Let’s run upstairs in our heels!
Let’s share a popsicle!
Let’s jump in the pool!
And glitter, of course.
Some sorority recruitment videos talk about philanthropy and sisterhood and travel and don’t giggle. And some are so awkward they’re good.
But there’s enough of a format — ‘I am peeking through leaves!’ I just did a cartwheel!’ ‘I’m ready for a piggyback ride!’ ‘You guys, I can’t believe you dumped all this water on me!’ — sort of a selfie dance-mix kinda thing that makes them, well, easy to parody.
They blow kisses, blow bubbles, blow petals, blow glitter.
Lots of glitter. Which brings us, naturally, back to Harvard.
“We have the dog, the glitter, and friends frolicking and enjoying one another in white clothes,” Goldberg said.
“We couldn’t not have the dog and the glitter.”
Except the dog they chanced upon while filming was actually scared of them and ran away.
Short dog scene. There’s a whole lot of glitter though.
Goldberg, a senior from Florida who spoke by phone after taking a neuroscience exam, said it was easy to talk friends into doing it.

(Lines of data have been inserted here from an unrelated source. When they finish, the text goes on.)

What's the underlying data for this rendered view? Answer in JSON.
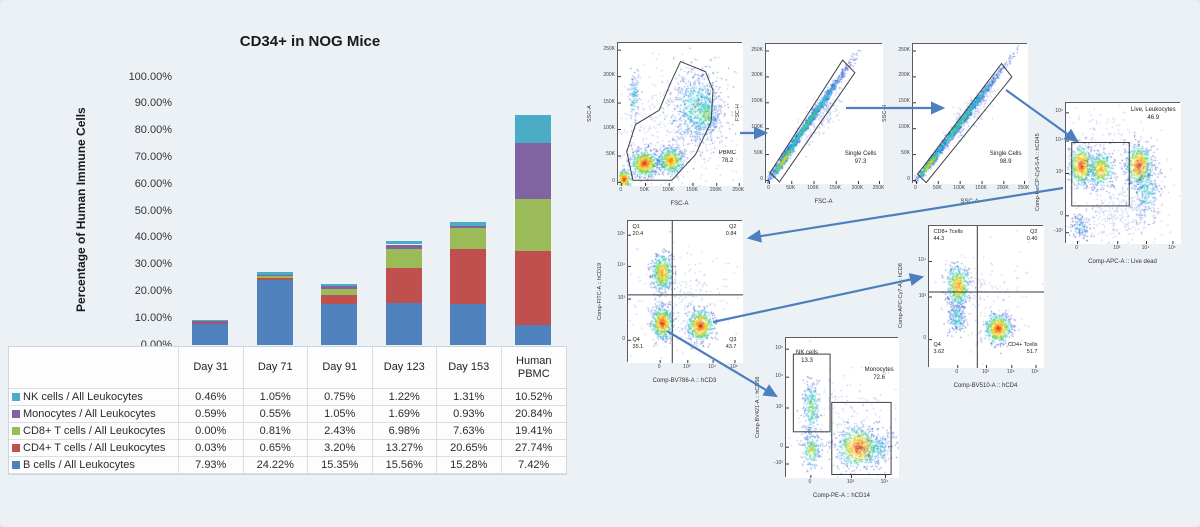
{
  "page": {
    "background": "#ecf1f6",
    "arrow_color": "#4d7fbe"
  },
  "chart": {
    "title": "CD34+ in NOG Mice",
    "y_axis_label": "Percentage of Human Immune Cells",
    "y_ticks": [
      "100.00%",
      "90.00%",
      "80.00%",
      "70.00%",
      "60.00%",
      "50.00%",
      "40.00%",
      "30.00%",
      "20.00%",
      "10.00%",
      "0.00%"
    ]
  },
  "chart_data": {
    "type": "bar",
    "stacked": true,
    "title": "CD34+ in NOG Mice",
    "ylabel": "Percentage of Human Immune Cells",
    "ylim": [
      0,
      100
    ],
    "grid": false,
    "legend_position": "table-left",
    "categories": [
      "Day 31",
      "Day 71",
      "Day 91",
      "Day 123",
      "Day 153",
      "Human PBMC"
    ],
    "stack_order_bottom_to_top": [
      "B cells",
      "CD4+ T cells",
      "CD8+ T cells",
      "Monocytes",
      "NK cells"
    ],
    "series": [
      {
        "name": "NK cells / All Leukocytes",
        "color": "#4BACC6",
        "values": [
          0.46,
          1.05,
          0.75,
          1.22,
          1.31,
          10.52
        ],
        "display": [
          "0.46%",
          "1.05%",
          "0.75%",
          "1.22%",
          "1.31%",
          "10.52%"
        ]
      },
      {
        "name": "Monocytes / All Leukocytes",
        "color": "#8064A2",
        "values": [
          0.59,
          0.55,
          1.05,
          1.69,
          0.93,
          20.84
        ],
        "display": [
          "0.59%",
          "0.55%",
          "1.05%",
          "1.69%",
          "0.93%",
          "20.84%"
        ]
      },
      {
        "name": "CD8+ T cells / All Leukocytes",
        "color": "#9BBB59",
        "values": [
          0.0,
          0.81,
          2.43,
          6.98,
          7.63,
          19.41
        ],
        "display": [
          "0.00%",
          "0.81%",
          "2.43%",
          "6.98%",
          "7.63%",
          "19.41%"
        ]
      },
      {
        "name": "CD4+ T cells / All Leukocytes",
        "color": "#C0504D",
        "values": [
          0.03,
          0.65,
          3.2,
          13.27,
          20.65,
          27.74
        ],
        "display": [
          "0.03%",
          "0.65%",
          "3.20%",
          "13.27%",
          "20.65%",
          "27.74%"
        ]
      },
      {
        "name": "B cells / All Leukocytes",
        "color": "#4F81BD",
        "values": [
          7.93,
          24.22,
          15.35,
          15.56,
          15.28,
          7.42
        ],
        "display": [
          "7.93%",
          "24.22%",
          "15.35%",
          "15.56%",
          "15.28%",
          "7.42%"
        ]
      }
    ]
  },
  "flow_plots": [
    {
      "id": "fsc-ssc",
      "xlabel": "FSC-A",
      "ylabel": "SSC-A",
      "x_ticks": [
        "0",
        "50K",
        "100K",
        "150K",
        "200K",
        "250K"
      ],
      "y_ticks": [
        "250K",
        "200K",
        "150K",
        "100K",
        "50K",
        "0"
      ],
      "gates": [
        {
          "label": "PBMC",
          "value": "78.2"
        }
      ]
    },
    {
      "id": "singlets-fsc",
      "xlabel": "FSC-A",
      "ylabel": "FSC-H",
      "x_ticks": [
        "0",
        "50K",
        "100K",
        "150K",
        "200K",
        "250K"
      ],
      "y_ticks": [
        "250K",
        "200K",
        "150K",
        "100K",
        "50K",
        "0"
      ],
      "gates": [
        {
          "label": "Single Cells",
          "value": "97.3"
        }
      ]
    },
    {
      "id": "singlets-ssc",
      "xlabel": "SSC-A",
      "ylabel": "SSC-H",
      "x_ticks": [
        "0",
        "50K",
        "100K",
        "150K",
        "200K",
        "250K"
      ],
      "y_ticks": [
        "250K",
        "200K",
        "150K",
        "100K",
        "50K",
        "0"
      ],
      "gates": [
        {
          "label": "Single Cells",
          "value": "98.9"
        }
      ]
    },
    {
      "id": "live-leukocytes",
      "xlabel": "Comp-APC-A :: Live dead",
      "ylabel": "Comp-PerCP-Cy5-5-A :: hCD45",
      "x_ticks": [
        "0",
        "10³",
        "10⁴",
        "10⁵"
      ],
      "y_ticks": [
        "10⁵",
        "10⁴",
        "10³",
        "0",
        "-10³"
      ],
      "gates": [
        {
          "label": "Live, Leukocytes",
          "value": "46.9"
        }
      ]
    },
    {
      "id": "cd3-cd19",
      "xlabel": "Comp-BV786-A :: hCD3",
      "ylabel": "Comp-FITC-A :: hCD19",
      "x_ticks": [
        "0",
        "10³",
        "10⁴",
        "10⁵"
      ],
      "y_ticks": [
        "10⁵",
        "10⁴",
        "10³",
        "0"
      ],
      "quadrants": [
        {
          "label": "Q1",
          "value": "20.4",
          "pos": "tl"
        },
        {
          "label": "Q2",
          "value": "0.84",
          "pos": "tr"
        },
        {
          "label": "Q4",
          "value": "35.1",
          "pos": "bl"
        },
        {
          "label": "Q3",
          "value": "43.7",
          "pos": "br"
        }
      ]
    },
    {
      "id": "cd4-cd8",
      "xlabel": "Comp-BV510-A :: hCD4",
      "ylabel": "Comp-APC-Cy7-A :: hCD8",
      "x_ticks": [
        "0",
        "10³",
        "10⁴",
        "10⁵"
      ],
      "y_ticks": [
        "10⁴",
        "10³",
        "0"
      ],
      "quadrants": [
        {
          "label": "CD8+ Tcells",
          "value": "44.3",
          "pos": "tl"
        },
        {
          "label": "Q2",
          "value": "0.40",
          "pos": "tr"
        },
        {
          "label": "Q4",
          "value": "3.62",
          "pos": "bl"
        },
        {
          "label": "CD4+ Tcells",
          "value": "51.7",
          "pos": "br"
        }
      ]
    },
    {
      "id": "cd14-cd56",
      "xlabel": "Comp-PE-A :: hCD14",
      "ylabel": "Comp-BV421-A :: hCD56",
      "x_ticks": [
        "0",
        "10³",
        "10⁴"
      ],
      "y_ticks": [
        "10⁵",
        "10⁴",
        "10³",
        "0",
        "-10³"
      ],
      "gates": [
        {
          "label": "NK cells",
          "value": "13.3"
        },
        {
          "label": "Monocytes",
          "value": "72.6"
        }
      ]
    }
  ]
}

And once they got involved, they made it a lot funnier, he said.
He’s a runner, legally blind, who has raised tens of thousands of dollars for people with visual impairments through charity events. He hopes to work in film production after he graduates.
“I’m always trying to find my way around society,” he said. “Film is like a third eye — I can create the image, I can control the image with editing.
“People think in film you need perfect eyes. … But you can get someone else to focus or do the lighting. In terms of the story, that’s in the heart and the brain, not the eye.”
His heart and brain brought us this: AEPi guys swinging from a tree branch just, oh, for fun; wearing matching white oxfords and sitting very close together reading; blowing glitter onto the statue of John Harvard; spinning in a giddy circle; holding hands to make a gleeful jump off a brick wall on campus together. (With maybe a few sprained ankles.)
It took a couple of hours to shoot this video, and five days to finesse lighting, slow-mo, color and two guys licking a Sponge Bob popsicle.
Maybe it’s catching.
“When I walked home and showered, there was glitter everywhere on me,” Goldberg said, “in my pockets, everywhere. There’s glitter everywhere. People told me there’s glitter in the Yard still.”